Midwest’s interim CEO Jim Bartholomew says this was an “absolutely positive move for Midwest,” adding that O’Reilly has substantial purchasing power and the funds to grow the company over the next several years. At the time of sale, Midwest had 71 corporate-owned stores, two large distribution centers, one smaller distribution center and about 700 employees. Bartholomew began his involvement with Midwest in 1999 on the board of directors and became interim CEO after Lahr passed away last fall.
The acquisition affords O’Reilly the opportunity to enter the markets Midwest existed in with a “good distribution center and a good core group of stores and operators,” says Wise. Greg Henslee, CEO and co-president of O’Reilly, adds that it was a “win/win to enter those markets with that type of footing.”
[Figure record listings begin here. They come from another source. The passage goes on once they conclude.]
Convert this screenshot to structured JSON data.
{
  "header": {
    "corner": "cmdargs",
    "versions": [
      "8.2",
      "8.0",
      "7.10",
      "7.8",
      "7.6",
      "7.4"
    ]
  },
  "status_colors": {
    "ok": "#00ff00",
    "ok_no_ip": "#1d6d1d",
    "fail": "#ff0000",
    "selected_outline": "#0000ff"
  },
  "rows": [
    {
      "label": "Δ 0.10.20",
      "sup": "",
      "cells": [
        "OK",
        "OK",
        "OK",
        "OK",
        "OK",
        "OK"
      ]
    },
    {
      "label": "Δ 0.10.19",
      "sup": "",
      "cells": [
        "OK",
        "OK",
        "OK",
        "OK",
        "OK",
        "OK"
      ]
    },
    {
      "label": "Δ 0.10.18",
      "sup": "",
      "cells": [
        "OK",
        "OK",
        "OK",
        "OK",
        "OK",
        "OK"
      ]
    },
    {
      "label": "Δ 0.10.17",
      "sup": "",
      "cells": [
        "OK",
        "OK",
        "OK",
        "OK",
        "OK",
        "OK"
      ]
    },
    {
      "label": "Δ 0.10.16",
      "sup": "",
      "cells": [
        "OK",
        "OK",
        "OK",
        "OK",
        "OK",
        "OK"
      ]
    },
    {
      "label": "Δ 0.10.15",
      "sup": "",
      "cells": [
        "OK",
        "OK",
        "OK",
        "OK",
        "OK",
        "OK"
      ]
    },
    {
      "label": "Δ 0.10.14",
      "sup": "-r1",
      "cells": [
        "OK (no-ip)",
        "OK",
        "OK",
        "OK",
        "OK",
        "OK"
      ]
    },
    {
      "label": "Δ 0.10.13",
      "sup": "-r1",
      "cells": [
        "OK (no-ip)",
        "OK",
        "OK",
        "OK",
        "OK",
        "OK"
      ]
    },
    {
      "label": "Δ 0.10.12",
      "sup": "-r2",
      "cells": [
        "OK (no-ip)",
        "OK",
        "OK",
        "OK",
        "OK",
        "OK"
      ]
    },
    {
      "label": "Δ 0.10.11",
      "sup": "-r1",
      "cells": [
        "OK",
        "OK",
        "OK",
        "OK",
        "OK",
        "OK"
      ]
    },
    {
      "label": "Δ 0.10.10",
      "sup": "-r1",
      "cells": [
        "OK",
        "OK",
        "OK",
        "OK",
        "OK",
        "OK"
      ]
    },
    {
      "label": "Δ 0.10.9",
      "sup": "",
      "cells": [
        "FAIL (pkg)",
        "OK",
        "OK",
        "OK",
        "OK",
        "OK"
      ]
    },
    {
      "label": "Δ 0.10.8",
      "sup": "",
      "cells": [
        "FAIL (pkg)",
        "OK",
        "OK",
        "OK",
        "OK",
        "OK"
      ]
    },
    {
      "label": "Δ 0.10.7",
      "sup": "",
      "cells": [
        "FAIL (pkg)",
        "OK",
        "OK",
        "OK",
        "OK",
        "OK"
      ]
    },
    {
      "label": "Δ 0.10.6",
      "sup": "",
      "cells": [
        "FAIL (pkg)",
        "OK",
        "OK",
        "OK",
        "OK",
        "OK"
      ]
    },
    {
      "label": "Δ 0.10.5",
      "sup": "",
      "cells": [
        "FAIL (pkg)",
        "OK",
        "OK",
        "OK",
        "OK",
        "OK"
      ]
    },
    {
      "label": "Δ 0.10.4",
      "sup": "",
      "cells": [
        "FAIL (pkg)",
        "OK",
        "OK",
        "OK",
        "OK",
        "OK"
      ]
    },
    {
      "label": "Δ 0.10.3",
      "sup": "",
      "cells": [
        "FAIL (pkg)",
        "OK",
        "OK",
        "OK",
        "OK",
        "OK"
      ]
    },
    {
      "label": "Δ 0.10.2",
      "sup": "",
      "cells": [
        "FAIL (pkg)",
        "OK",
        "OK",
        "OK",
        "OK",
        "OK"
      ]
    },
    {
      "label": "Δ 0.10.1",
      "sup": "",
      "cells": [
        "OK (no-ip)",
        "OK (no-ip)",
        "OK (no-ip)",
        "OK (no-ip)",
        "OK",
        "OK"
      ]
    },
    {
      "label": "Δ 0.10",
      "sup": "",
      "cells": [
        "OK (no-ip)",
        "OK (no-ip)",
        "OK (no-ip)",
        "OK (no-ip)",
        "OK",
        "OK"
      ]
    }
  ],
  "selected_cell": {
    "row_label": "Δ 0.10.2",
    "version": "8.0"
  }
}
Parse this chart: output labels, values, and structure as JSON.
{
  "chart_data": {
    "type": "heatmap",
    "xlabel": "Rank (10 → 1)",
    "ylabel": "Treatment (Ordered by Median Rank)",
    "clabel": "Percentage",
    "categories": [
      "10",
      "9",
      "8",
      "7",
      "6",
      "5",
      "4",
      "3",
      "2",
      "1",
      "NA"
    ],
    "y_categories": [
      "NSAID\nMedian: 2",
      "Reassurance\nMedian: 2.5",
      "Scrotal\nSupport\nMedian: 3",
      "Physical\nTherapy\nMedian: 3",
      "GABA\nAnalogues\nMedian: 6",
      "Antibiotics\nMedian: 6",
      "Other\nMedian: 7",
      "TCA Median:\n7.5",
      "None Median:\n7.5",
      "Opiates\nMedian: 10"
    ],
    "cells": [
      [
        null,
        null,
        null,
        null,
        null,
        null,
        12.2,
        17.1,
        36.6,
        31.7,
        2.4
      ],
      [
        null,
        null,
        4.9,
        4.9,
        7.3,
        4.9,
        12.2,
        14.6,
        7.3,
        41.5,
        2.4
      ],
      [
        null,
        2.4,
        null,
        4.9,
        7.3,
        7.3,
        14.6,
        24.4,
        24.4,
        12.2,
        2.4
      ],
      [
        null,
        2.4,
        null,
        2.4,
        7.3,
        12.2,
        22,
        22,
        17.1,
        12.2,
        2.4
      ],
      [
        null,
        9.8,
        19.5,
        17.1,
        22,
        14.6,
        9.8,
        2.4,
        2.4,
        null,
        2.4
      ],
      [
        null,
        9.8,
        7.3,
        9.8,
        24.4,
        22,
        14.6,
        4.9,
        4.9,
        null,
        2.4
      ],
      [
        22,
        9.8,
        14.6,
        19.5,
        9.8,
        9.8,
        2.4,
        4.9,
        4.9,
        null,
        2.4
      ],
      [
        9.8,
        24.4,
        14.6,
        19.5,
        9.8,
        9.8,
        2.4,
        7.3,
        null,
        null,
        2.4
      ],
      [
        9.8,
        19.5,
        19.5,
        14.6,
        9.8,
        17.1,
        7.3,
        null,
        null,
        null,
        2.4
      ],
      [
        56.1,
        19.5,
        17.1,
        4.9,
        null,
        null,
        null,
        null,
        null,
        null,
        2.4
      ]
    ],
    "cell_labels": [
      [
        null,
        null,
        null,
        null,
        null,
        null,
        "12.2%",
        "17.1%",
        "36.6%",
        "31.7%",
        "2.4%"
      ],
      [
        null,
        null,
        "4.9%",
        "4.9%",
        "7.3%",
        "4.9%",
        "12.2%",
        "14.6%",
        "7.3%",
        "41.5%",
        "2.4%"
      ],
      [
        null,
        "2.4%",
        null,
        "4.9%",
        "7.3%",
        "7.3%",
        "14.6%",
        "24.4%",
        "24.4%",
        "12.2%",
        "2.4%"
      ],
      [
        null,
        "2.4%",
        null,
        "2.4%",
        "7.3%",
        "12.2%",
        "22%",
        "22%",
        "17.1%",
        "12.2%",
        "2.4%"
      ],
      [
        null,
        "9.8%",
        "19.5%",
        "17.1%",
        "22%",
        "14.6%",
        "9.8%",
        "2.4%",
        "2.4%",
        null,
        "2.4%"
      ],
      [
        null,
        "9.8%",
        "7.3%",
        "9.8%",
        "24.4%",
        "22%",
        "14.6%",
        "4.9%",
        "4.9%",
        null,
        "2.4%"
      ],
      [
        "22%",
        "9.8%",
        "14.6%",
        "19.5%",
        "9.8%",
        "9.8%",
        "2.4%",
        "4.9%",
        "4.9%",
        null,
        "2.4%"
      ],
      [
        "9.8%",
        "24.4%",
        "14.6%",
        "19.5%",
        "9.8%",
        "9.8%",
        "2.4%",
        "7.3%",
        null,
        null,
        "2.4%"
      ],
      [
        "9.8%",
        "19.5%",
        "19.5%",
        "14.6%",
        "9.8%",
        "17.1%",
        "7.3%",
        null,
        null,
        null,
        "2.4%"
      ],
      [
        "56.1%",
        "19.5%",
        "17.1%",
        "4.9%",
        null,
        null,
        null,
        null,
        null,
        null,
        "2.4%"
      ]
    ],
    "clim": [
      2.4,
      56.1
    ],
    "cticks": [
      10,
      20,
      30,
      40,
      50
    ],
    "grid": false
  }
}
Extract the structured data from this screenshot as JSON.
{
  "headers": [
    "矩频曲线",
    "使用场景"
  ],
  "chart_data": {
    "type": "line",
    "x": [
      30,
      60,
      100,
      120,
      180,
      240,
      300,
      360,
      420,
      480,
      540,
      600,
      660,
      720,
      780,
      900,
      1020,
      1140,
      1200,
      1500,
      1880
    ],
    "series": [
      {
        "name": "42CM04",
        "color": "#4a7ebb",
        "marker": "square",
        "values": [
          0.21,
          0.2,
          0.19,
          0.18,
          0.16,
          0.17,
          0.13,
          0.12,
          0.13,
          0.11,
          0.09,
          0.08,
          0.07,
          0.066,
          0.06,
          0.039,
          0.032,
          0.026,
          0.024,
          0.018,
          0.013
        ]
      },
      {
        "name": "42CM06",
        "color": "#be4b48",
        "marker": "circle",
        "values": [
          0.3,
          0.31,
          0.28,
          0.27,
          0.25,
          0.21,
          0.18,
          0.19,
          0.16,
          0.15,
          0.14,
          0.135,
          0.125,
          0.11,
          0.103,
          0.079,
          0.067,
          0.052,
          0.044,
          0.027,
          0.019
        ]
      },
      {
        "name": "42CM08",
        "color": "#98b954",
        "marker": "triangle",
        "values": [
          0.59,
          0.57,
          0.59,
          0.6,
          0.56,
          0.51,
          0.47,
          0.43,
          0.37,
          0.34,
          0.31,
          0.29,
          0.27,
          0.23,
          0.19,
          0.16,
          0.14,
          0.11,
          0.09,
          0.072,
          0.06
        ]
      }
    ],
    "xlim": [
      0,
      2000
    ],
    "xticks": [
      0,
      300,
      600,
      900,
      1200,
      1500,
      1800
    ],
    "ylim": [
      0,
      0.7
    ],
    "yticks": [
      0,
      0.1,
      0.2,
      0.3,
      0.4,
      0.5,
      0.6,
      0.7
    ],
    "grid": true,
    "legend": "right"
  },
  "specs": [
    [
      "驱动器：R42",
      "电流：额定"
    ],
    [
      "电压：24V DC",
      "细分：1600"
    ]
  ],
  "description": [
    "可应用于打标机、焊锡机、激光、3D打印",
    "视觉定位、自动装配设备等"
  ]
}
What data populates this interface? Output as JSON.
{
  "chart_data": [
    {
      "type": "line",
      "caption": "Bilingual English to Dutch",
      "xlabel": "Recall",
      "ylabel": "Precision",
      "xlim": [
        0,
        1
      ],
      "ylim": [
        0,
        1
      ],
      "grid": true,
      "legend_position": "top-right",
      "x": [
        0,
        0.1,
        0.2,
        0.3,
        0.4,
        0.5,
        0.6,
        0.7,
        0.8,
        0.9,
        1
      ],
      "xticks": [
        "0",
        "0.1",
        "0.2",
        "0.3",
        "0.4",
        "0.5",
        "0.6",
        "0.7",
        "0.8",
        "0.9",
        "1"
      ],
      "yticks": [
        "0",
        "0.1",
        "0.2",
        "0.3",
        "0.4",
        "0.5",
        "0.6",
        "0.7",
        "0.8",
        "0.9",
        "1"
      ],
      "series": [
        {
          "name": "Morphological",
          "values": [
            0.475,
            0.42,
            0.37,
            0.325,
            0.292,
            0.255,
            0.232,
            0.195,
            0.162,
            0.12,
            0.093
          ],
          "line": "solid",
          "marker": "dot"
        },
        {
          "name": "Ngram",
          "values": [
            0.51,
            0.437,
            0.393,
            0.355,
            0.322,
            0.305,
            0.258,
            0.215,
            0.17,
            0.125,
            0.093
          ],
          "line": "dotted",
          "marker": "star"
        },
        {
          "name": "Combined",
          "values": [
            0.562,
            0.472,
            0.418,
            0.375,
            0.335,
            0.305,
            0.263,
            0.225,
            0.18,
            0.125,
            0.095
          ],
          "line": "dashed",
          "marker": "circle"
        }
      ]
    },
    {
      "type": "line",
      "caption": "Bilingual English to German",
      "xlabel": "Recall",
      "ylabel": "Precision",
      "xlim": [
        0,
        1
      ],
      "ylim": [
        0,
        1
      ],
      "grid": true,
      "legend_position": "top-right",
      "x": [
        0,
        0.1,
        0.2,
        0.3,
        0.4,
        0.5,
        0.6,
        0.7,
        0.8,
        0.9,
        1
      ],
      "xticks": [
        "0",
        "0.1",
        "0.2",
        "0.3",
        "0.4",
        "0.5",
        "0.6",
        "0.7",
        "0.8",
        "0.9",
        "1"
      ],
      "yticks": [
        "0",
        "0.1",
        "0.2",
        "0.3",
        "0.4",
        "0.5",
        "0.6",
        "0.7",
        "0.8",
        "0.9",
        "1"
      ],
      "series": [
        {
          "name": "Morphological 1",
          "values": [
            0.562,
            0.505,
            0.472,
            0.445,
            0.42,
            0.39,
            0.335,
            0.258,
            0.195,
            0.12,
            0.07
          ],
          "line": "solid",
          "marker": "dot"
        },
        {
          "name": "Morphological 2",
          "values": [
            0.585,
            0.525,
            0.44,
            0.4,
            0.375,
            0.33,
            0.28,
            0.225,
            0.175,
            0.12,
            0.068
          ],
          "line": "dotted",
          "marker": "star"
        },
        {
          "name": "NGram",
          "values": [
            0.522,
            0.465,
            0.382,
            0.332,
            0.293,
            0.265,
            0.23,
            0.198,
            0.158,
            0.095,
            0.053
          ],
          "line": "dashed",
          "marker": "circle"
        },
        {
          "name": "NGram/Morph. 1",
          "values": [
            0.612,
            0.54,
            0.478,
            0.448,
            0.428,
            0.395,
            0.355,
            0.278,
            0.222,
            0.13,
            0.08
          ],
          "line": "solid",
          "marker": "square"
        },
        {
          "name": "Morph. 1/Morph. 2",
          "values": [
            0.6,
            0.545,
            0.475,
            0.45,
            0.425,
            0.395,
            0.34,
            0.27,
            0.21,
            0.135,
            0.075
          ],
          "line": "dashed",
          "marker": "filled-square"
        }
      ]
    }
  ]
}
Solomon suggests that it would’ve taken O’Reilly anywhere from three to five years to build stores or acquire them one at a time in that region. “That was the beauty of this,” he says, “there was really no overlap.”
“From a northern expansion, it was a perfect fit for us,” comments Wise, adding that they will grow their company-owned store presence throughout those five states starting in Minnesota.
Henslee says that O’Reilly will also continue to service the independent jobber business that Midwest handled by running the Bumper to Bumper program. Both companies were members of the Alliance.
As far as inventory and distribution modifications, “there is very little change coming for the independent franchise owner other than line commonality.”
O’Reilly now has a footprint in 24 states as a result of this merger. Reports suggest that they plan to add another 160 stores before year’s end, though Wise tells us this acquisition was likely the largest we’ll see from them for the moment.
As for the purchase of Blacksmith Distributing, Keystone is continuing its aggressive growth strategy as they have tripled revenue over the past 10 years through a combination of acquisitions and organic growth, according to a company statement. Blacksmith president Lou Kovach says trends in the aftermarket with regard to new technology and increased parts variety were the reason they “felt it was a good time to team up with Keystone Automotive…”
These two announcements surely won’t be the only major acquisitions in aftermarket distribution this year. The retail aftermarket has seen a 41-percent consolidation among the top 20 players and the wholesale side has seen 10.6 percent consolidation among the top 20, according to Solomon. “What it means is that for the wholesale side it’s a wide open market,” Solomon projects. “All these guys are going to be jockeying for position.”